Tudo era feito com integral dedicação e gratuitamente. Wando cresceu, casou e sobreviveu ao HIV. Wando Soares Costa, uma linda criança, um lindo rapaz, um belo homem e grande pai. A mãe dele, dona Diva, uma santa que viveu entre nós. Como dona Diva se dedicou à causa do filho Wando! E tudo isso graças a você, Fernando Ferry, à sua especialização, a dedicação, o empenho em salvar pessoas — pessoas pobres — que estavam perto de nos deixar.
NA SECRETARIA – Agora, Fernando, após entrevistas que você concedeu à TV Globo e à GloboNeews, ensinando, comentando, dissertando, alertando tudo sobre como se defender do coronavírus-19, você foi ser secretário de saúde do Estado do Rio de Janeiro. Não, Fernando, foi um passo errado. Deixe o cargo o mais rapidamente possível. A história da Secretaria de Saúde do RJ é história de corrupção.
Para lembrar apenas dois nomes: Gilson Cantarino (governo Garotinho & Rosinha) e Sérgio Cortes (governo Sérgio Cabral). Ambos foram presos. É uma secretaria marcada por histórias de corrupção. O doutor Edmar Santos, tão festejado e enobrecido pelo atual governador Witzel, foi exonerado.

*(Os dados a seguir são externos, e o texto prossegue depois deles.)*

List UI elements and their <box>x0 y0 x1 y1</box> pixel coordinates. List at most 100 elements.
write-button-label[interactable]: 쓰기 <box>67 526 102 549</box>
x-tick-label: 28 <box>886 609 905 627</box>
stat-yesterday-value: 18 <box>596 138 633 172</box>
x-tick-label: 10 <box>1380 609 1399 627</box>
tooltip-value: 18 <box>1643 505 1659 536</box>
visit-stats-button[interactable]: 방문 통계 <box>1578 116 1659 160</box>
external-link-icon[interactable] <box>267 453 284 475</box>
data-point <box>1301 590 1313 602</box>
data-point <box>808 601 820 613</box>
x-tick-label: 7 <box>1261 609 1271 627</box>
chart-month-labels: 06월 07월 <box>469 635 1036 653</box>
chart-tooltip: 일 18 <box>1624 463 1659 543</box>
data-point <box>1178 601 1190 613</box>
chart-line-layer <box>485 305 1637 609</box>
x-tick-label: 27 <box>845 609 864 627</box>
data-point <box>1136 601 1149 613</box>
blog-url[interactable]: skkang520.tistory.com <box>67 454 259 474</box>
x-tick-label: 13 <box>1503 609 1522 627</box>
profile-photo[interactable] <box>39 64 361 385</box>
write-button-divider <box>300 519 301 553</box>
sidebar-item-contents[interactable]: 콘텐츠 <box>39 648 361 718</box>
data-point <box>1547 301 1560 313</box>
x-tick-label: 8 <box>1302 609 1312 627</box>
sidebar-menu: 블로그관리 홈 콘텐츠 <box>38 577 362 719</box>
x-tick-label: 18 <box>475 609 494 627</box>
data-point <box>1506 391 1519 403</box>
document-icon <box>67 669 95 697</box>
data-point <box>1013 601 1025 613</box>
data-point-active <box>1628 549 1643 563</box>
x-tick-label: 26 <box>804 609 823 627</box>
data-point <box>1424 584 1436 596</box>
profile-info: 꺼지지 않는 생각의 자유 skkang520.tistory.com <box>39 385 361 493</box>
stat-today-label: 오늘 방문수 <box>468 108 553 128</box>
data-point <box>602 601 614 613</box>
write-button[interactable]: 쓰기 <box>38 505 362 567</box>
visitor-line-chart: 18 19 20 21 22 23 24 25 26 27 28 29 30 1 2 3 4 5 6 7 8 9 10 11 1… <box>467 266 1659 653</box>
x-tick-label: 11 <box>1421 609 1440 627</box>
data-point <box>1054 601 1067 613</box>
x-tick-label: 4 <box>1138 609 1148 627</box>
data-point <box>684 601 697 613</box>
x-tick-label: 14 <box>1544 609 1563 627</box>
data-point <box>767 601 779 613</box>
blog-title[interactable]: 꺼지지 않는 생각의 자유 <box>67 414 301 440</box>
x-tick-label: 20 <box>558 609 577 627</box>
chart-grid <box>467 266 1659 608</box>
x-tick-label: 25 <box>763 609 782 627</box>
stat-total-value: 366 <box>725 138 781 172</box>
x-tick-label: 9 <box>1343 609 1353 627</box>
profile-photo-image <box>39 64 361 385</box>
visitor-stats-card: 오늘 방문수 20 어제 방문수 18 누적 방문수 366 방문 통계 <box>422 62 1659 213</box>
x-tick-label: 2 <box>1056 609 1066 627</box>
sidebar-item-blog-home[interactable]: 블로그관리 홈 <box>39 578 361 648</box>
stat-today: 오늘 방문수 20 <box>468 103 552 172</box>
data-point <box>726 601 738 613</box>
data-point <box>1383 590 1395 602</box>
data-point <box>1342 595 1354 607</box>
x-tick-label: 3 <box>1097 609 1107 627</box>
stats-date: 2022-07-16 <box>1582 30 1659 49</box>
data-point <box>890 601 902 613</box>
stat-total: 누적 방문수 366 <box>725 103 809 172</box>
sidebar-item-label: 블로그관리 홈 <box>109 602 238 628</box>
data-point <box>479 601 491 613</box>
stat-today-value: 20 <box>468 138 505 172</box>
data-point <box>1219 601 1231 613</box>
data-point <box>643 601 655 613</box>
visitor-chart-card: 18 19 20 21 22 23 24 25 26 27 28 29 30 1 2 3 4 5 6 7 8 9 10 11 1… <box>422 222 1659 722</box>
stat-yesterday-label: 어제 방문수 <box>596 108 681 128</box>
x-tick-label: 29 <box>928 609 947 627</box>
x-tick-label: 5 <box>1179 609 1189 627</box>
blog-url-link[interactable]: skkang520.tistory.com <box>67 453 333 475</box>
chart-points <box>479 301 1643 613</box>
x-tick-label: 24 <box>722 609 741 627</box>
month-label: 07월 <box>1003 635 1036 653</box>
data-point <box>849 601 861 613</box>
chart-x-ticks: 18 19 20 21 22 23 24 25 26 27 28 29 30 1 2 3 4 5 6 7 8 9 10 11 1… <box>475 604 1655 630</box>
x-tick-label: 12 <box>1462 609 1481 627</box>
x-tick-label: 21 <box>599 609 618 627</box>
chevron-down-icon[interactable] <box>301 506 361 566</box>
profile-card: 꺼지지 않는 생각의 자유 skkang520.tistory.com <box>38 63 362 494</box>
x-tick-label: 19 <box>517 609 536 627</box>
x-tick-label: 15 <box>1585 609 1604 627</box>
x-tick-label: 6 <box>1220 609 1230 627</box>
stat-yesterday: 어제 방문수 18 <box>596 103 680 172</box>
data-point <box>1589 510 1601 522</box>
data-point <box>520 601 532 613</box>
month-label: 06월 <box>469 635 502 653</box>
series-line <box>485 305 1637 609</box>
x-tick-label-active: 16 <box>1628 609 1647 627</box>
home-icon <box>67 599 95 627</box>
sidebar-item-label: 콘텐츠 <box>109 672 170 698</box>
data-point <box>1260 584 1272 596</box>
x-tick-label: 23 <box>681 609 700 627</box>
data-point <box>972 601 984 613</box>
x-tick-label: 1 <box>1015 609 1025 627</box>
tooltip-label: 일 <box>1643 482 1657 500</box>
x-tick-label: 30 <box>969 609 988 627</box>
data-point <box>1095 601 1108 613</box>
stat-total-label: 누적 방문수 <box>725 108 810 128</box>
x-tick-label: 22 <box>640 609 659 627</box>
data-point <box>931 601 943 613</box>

Mas caiu pra cima e continuou no governo porque o próprio Witzel o nomeou, logo em seguida à exoneração, para integrar um grupo de “notáveis” para fiscalizar o dinheiro da saúde, a compra de material, de respiradores, a edificação de hospitais de campanha…. E tudo acabou escandalosamente. E quem paga por isso, quem é vitimado por isso é o povo fluminense.
AGIU O TRIBUNAL – Em boa hora o Tribunal de Justiça do RJ impediu que Edmar Santos tomasse assento no tal grupo de “notáveis”. Logo ele, suspeito (ou investigado) de conduta ilícita à frente da pasta. Enquanto isso um tal de Gabriel Neves (creio que o nome dele é esse), subsecretário de Edmar foi para a cadeia.
E você, Fernando Ferry, foi o chamado para ocupar essa vaga de uma secretaria com histórico sujo. Saia daí, Fernando Ferry. É mais um pedido que lhe faço. Ainda mais agora que o governador, no auge da pandemia, flexibiliza o isolamento social e autoriza o funcionamento parcial de shoppings, restaurantes, bares, a volta do futebol…Um retorno à festa, em meio ao flagelo.
Se você não deixa a Secretaria fica implícito que você concorda com esta desequilibrada flexibilização do governador Witzel. Volte para o Gaffrée, Fernando Ferry. Lá é que é o seu lugar. Não comprometa a sua biografia. Aceitar ser secretário de saúde do Estado do Rio de Janeiro, que seja por um dia só, já é desonra para quem é honrado.